When our father died, my mother sacrificed her life for us, she made sure that we stayed in school and she took on the role of being the father figure as well. With two girls and two boys some in adolescence and some who were just naughty she made sure we were kept in line at all times. She made sure we didn’t experience any lack or had any reason to complain bitterly. My mother is the first born in her family and so she had to set the pace for her siblings, something I never really understood while growing up.
My mother always told me that as a first born I had to set the pace of excellence at all times and it always bothered me, why me, why couldn’t we set our own paces. And she sat me down one day and told me we are all different and so my siblings needed someone to look up to so that they too could create their own paths. Some sort of self-discovery. At some points of my life I wished I had an elder sibling who could advise and guide me as I found my way, but happily my mother filled that gap.
My mother taught me to be strong and at one point I have become stronger than her. My mother cannot stand me being in pain. I have always had a phobia for needles and I still do, she cannot stand me being pricked or be in the labor ward as I gave birth to my children. At first I was mad with her but then I realized that her love for me was so immense she would not know what to do seeing me in so much pain and not being in control to stop it.
My mother taught me that you need a support system. She lived in a country so far away from home and had to adapt to the way people live, the culture shock alone was enough to set her back. My aunty usually told stories of her ( My aunt) first days in Gayaza high school, she could not speak English and was made to peel matooke.
She was bullied a lot and the food was such a shock to her. One day she challenged the girl that bullied her and that was the day everything changed for her. As sisters in a foreign country they looked out for each other, and their bond grew even stronger than ever. As they led their lives in this foreign country called Uganda at a time of political instability they were able to connect with strong women who became their support system. They have kept friendships for the last 30 years and still reach out to one another.

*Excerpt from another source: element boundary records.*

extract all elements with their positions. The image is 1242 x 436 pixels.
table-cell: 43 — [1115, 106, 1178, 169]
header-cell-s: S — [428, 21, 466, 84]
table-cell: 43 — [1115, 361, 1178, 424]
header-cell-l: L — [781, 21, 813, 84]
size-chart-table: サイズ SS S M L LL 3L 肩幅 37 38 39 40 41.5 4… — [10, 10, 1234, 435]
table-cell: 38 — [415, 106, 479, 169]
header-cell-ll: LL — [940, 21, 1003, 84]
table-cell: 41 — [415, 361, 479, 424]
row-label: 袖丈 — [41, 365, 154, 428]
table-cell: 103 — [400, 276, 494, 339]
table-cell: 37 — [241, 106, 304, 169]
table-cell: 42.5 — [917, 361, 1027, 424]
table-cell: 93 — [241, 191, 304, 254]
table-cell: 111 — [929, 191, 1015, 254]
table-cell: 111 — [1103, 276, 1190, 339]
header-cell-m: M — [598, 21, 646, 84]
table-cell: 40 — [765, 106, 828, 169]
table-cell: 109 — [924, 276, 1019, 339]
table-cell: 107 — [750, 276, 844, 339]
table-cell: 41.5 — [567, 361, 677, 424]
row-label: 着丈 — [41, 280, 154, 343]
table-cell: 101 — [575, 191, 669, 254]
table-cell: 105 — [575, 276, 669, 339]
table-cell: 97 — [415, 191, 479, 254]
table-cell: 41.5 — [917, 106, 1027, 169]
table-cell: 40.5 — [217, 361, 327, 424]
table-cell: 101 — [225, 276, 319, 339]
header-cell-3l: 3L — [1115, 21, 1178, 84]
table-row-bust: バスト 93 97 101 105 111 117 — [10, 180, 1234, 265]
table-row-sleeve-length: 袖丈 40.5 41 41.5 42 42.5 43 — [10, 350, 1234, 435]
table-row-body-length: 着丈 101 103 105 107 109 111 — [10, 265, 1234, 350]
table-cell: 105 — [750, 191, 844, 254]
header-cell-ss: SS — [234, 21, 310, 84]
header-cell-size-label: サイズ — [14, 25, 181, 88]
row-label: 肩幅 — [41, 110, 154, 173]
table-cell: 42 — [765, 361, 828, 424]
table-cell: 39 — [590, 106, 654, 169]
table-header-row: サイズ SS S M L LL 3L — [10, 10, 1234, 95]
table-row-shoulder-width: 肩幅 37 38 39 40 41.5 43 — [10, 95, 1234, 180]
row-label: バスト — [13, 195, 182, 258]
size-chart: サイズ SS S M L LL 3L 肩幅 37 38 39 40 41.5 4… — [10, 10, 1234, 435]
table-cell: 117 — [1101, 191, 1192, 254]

My friends keep asking me how I make friends almost every day; I guess it is something I have learnt over the years from my mother. My mother’s heart is full of love and she never looks at the bad side of anyone. She believes that we are all not perfect and so we should not judge each other. This is something I am trying to teach my daughters, I only pray that I succeed because the cat fights get worse as the years go by.
I used to have a friend who gave her parents such a hard time. The day she gave birth to her first daughter she apologized to her mother and from that day their relationship grew to amazing heights. Many times we take things for granted and always assume that our parents will always be there no matter what.
I felt lost when my dad passed away and if not for the intervention of my mother; I would have been completely lost, lonely, poor and lacking in direction. With her I have discovered who I am and she has encouraged me to have my own support system, my friends are her daughters and their children are her grandchildren. We always have our differences in opinions and get upset with each other, but like I said no one is perfect.
At the end of the day she made the choice to carry me for nine months, at a time when it was so difficult for her. She gave birth to me and made sure I am where I am today. She has showered me with love and showed me the different paths in life and is always there to make sure I aim high and even when I don’t get it right, she is always there to take that journey with me all over again. What a motherly love!
She is my mother and I love her with all my heart. I always pray for her that God gives her the desires of her heart. Remain Blessed great woman!